MTH 312 - Final

Definitons, Theorems, & Lemma's For 8.4

Definition 8.4.2.

Given t > 0, define the exponential function t^x to be

t^x = e^{x log t} for all x ∈ R.

Definition 8.4.3.

Assume f is defined on [a, ∞) and integrable on every interval of the form [a, b]. Then define ∫^∞_a f to be

lim _b→∞ ∫^b_a f,

provided the limit exists.
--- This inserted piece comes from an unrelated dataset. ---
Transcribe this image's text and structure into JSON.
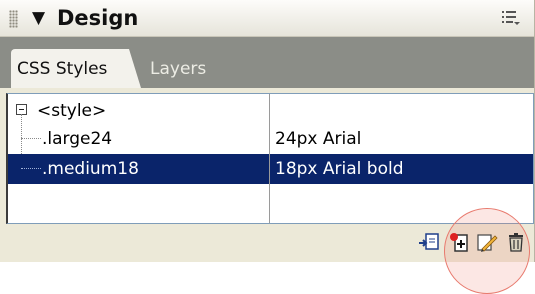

In this case we say the improper integral ∫^∞_a f converges.

Definition 8.4.4.

A function f : D → R is continuous at (x₀, t₀) if for all ε > 0, there exists δ > 0 such that whenever ||(x, t) − (x₀, t₀)|| < δ, it follows that

|f(x, t) − f(x₀, t₀)| < ε.

Theorem 8.4.5.

If f(x, t) is continuous on D, then F(x) = ∫^d_c f(x, t)dt is uniformly continuous on [a, b].

Theorem 8.4.6.

If f(x, t) and f_x(x, t) are continuous on D, then the function F(x) = ∫^d_c f(x, t)dt is differentiable and

F’(x) = ∫^d_c f_x(x, t)dt.

Definition 8.4.7.

Given f(x, t) defined on D = {(x, t) : x ∈ A, c ≤ t}, assume F(x) = ∫^∞_c f(x, t)dt exists for all x ∈ A. We say the improper integral converges uniformly to F(x) on A if for all ε > 0, there exists M > c such that

|F(x) − ∫^d_c f(x, t)dt| < ε

for all d ≥ M and all x ∈ A.

Theorem 8.4.8.

If f(x, t) is continuous on D = {(x, t) : a ≤ x ≤ b, c ≤ t}, then

F(x) = ∫^∞_c f(x, t)dt

is uniformly continuous on [a, b], provided the integral converges uniformly.

Theorem 8.4.9.

Assume the function f(x, t) is continuous on D = {(x, t) : a ≤ x ≤ b, c ≤ t} and F(x) = ∫^∞_c f(x, t)dt exists for each x ∈ [a, b]. If the derivative function f_x(x, t) exists and is continuous, then

(7) F’(x) = ∫^∞_c f_x(x, t)dt,

provided the integral in (7) converges uniformly.

Definition 8.4.10

For x ≥ 0, define the factorial function

x! = ∫^∞_c t^xe^−t dt

Theorem 8.4.11 (Bohr–Mollerup Theorem).

There is a unique positive function f defined on x ≥ 0 satisfying

(i) f(0) = 1
(ii) f(x + 1) = (x + 1)f(x), and
(iii) log(f(x)) is convex.

Because x! satisfies properties (i), (ii), and (iii), it follows that f(x) = x!.